Margaret Roberts was born on 13th October 1925 in the small town of Grantham in the north of England. Margaret’s father, Alfred, was a self-educated man who had been forced to leave school at fourteen. He worked his way into the grocery business until he owned his own shop, above which the Roberts’ family lived. Margaret’s mother, Beatrice, a women of little ambition, had been a seamstress. Alfred and Beatrice gave birth to another daughter, Muriel, in 1929. The sisters were brought up in a serious, practical and religious environment.
Margaret was educated at Kesteven & Grantham Girls’ School, before proceeding to Oxford University to read chemistry.

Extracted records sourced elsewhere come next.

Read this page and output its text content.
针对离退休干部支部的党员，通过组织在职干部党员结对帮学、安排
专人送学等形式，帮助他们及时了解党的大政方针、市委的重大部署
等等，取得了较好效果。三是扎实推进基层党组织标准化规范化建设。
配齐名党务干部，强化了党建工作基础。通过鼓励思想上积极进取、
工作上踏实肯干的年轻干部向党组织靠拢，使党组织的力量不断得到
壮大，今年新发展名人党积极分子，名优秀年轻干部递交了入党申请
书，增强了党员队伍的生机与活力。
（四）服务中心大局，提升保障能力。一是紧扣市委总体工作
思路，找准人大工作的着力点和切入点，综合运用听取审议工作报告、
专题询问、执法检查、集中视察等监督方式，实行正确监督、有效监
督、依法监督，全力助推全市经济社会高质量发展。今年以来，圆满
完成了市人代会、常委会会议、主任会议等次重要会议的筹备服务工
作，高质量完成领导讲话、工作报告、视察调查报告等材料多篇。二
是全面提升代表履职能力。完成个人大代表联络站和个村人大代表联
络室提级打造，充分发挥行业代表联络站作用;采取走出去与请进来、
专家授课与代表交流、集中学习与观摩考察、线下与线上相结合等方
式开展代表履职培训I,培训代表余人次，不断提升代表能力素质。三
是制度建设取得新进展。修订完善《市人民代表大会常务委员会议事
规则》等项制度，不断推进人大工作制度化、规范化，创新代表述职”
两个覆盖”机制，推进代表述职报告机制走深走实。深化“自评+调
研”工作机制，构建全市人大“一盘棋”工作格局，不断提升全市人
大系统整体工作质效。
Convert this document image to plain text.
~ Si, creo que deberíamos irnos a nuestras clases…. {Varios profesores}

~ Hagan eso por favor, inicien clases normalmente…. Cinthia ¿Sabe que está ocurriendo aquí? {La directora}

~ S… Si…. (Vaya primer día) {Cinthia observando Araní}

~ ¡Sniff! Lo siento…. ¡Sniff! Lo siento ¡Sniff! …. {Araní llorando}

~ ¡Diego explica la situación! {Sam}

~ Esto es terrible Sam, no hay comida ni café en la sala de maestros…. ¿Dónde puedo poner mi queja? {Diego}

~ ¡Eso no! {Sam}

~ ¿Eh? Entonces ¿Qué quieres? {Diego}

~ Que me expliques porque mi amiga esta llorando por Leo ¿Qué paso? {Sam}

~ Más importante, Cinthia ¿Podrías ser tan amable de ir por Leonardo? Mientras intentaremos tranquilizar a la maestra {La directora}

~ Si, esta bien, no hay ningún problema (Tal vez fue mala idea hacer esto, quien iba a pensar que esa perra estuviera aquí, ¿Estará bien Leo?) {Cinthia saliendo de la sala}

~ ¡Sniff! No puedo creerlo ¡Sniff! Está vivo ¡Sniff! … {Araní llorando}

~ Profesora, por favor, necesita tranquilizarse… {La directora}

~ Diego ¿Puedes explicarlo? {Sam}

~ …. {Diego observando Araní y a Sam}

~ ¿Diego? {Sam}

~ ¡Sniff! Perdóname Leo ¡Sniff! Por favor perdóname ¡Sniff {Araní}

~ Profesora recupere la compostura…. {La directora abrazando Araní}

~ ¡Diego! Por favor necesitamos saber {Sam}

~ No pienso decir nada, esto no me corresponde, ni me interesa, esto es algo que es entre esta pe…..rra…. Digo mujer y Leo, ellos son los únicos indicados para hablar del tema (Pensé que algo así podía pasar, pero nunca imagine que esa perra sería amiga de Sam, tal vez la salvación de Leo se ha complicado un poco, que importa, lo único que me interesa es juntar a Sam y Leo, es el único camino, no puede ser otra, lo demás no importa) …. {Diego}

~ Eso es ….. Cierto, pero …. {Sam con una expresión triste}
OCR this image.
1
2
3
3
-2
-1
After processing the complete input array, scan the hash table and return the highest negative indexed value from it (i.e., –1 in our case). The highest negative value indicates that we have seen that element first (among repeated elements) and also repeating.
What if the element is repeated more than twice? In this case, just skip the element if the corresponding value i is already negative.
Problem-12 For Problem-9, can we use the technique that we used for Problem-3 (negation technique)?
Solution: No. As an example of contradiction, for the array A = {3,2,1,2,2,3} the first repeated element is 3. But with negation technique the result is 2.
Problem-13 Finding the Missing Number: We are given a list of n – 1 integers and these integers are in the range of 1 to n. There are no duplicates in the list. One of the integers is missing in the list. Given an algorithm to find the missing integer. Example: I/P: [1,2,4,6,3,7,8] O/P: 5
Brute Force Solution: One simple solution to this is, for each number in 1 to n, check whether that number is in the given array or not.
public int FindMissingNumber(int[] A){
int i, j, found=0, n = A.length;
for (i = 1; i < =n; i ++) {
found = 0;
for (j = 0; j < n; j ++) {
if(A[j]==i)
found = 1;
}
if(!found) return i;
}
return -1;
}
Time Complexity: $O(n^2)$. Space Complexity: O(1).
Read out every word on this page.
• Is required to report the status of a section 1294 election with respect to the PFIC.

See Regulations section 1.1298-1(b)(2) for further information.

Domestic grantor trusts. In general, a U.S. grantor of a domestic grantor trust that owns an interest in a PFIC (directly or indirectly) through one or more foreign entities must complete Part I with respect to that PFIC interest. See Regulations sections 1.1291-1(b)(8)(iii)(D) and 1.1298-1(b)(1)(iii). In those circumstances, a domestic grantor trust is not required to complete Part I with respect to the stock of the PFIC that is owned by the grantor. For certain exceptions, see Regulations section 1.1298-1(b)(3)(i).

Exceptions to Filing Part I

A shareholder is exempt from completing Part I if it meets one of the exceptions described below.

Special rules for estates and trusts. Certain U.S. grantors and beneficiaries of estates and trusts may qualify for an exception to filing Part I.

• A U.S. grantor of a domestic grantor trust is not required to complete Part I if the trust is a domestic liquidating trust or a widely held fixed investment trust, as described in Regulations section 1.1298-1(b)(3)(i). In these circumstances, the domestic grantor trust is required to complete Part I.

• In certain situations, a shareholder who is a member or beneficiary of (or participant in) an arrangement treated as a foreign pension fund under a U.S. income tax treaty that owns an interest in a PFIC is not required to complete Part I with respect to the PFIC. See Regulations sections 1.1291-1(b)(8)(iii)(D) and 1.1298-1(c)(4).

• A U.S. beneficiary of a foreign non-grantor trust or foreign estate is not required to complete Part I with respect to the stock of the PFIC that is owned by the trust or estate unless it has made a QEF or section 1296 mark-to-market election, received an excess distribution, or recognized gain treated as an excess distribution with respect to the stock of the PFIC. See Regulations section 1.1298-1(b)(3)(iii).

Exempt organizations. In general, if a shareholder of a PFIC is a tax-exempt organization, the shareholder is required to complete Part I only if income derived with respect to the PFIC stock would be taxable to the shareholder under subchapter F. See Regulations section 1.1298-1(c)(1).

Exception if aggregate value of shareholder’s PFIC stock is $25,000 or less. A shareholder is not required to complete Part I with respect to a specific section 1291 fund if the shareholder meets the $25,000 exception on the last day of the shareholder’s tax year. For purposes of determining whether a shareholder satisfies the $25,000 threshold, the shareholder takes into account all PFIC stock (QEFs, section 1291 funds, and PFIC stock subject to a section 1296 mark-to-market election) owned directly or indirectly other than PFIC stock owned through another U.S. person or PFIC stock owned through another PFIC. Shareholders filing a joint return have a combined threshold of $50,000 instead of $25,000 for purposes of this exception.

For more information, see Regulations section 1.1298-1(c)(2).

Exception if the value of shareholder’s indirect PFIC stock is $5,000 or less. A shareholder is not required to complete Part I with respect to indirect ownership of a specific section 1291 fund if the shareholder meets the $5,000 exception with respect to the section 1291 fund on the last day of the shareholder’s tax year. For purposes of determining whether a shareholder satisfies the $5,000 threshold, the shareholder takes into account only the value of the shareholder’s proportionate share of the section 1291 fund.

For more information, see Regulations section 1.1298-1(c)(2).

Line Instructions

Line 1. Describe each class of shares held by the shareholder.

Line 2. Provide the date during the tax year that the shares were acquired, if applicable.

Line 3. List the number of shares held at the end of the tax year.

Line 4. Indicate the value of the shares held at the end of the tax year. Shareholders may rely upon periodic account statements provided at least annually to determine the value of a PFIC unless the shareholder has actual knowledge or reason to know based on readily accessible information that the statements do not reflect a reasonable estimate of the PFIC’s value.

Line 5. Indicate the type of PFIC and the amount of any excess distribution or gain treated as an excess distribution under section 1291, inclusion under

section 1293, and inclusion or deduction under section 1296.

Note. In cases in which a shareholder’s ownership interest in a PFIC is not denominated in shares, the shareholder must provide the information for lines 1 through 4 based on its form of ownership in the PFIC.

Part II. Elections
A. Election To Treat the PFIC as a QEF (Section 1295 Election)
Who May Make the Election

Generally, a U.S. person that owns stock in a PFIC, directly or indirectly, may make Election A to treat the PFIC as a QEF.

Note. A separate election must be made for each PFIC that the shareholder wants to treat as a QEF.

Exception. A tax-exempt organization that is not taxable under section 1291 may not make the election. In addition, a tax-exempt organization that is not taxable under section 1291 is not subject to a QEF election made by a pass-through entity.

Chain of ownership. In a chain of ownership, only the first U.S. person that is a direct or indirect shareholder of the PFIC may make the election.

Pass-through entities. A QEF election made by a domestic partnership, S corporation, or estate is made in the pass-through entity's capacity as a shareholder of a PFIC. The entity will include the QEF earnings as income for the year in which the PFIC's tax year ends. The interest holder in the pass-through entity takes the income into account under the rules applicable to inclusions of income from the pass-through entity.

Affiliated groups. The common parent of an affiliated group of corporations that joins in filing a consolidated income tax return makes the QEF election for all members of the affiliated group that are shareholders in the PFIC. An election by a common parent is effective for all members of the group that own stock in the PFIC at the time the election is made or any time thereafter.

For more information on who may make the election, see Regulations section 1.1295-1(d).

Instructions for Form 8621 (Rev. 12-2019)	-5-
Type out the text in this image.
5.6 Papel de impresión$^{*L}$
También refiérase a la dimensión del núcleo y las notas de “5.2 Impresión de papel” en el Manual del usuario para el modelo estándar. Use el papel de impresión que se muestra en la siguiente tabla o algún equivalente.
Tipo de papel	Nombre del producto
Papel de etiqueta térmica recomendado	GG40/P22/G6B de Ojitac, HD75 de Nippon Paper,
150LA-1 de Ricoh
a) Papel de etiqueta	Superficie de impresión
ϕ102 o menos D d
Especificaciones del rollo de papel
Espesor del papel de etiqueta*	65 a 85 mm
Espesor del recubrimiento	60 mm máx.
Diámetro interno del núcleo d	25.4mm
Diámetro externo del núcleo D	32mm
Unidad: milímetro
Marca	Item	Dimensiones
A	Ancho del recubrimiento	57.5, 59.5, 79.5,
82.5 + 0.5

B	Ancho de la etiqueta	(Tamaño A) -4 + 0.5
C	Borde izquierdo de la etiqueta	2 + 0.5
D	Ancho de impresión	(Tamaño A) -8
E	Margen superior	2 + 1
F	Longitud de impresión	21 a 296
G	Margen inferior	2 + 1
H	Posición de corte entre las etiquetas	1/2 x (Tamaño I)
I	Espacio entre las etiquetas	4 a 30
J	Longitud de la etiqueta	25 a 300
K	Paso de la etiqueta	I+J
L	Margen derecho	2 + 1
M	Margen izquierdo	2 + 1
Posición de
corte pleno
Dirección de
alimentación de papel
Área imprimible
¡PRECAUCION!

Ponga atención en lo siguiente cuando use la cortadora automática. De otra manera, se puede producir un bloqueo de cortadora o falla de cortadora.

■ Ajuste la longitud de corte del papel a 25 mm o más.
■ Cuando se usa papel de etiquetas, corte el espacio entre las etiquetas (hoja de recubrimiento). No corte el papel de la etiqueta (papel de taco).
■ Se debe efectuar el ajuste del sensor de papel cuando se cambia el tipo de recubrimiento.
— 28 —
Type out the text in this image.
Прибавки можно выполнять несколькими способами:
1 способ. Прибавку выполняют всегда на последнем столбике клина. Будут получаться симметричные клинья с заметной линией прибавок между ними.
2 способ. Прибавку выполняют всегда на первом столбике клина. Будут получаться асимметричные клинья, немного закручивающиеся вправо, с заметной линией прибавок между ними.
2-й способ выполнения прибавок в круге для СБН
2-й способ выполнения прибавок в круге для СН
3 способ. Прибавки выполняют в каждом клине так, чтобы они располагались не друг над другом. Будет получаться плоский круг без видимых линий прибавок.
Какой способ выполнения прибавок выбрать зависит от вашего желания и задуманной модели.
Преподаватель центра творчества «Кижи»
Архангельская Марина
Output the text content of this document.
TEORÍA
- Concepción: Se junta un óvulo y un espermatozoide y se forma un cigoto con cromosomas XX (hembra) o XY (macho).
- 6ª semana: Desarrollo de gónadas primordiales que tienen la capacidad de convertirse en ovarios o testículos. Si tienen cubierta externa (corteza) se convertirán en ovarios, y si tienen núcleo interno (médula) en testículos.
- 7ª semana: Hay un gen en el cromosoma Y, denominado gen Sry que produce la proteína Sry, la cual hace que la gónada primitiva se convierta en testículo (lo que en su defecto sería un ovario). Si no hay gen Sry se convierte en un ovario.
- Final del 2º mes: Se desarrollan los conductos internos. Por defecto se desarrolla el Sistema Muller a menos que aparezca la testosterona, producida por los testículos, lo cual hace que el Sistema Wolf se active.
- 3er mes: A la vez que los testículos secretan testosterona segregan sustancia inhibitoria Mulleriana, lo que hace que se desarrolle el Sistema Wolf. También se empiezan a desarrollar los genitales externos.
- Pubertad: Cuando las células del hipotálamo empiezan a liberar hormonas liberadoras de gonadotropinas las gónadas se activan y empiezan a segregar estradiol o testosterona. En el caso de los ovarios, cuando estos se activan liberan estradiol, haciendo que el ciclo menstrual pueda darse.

In 1943 Margaret became the president of the Oxford University Conservative Association, the first women to hold the position.
After several unsuccessful attempts to become a member of parliament (MP), Margaret married Denis Thatcher, a wealthy businessman of the chemicals industry, in 1951. Two years later they gave birth to twins, Mark and Carol.
In 1959, Margaret Thatcher was elected member of parliament for Finchley, near London. Unusually, parliamentarians took favour to the bill proposed in her maiden speech in the House of Commons, 1960, which duly became legislation. Within just two years she had been appointed parliamentary secretary at the Ministry of Pensions.
Following Edward Heath’s election as prime minister in 1970, Margaret Thatcher was promoted into the cabinet as the Secretary of State for Education. She made some highly controversial moves which quickly earned her the title of ‘the most unpopular women in Britain’. She scrapped the entitlement of primary school children to free milk, giving way to the nickname ‘Thatcher, Milk Snatcher’.
Following Heath’s election loss in 1974 due to a bitter dispute with the trade unions, Mrs. Thatcher was elected leader of the Conservative Party in February 1975. Together with Keith Joseph and John Hoskyns, she began the task of understanding what had gone wrong with the British economy, then in a dire state. She called for a reversal of socialism - less state intervention, less taxation, less public expenditure, more individual power and responsibility, more competition, more private ownership.
On 4th May 1979, before a dismal economic backdrop and bitter industrial relations, Margaret Thatcher won the general election and became Britain’s first women prime minister, with a Conservative majority of 44 in the House of Commons.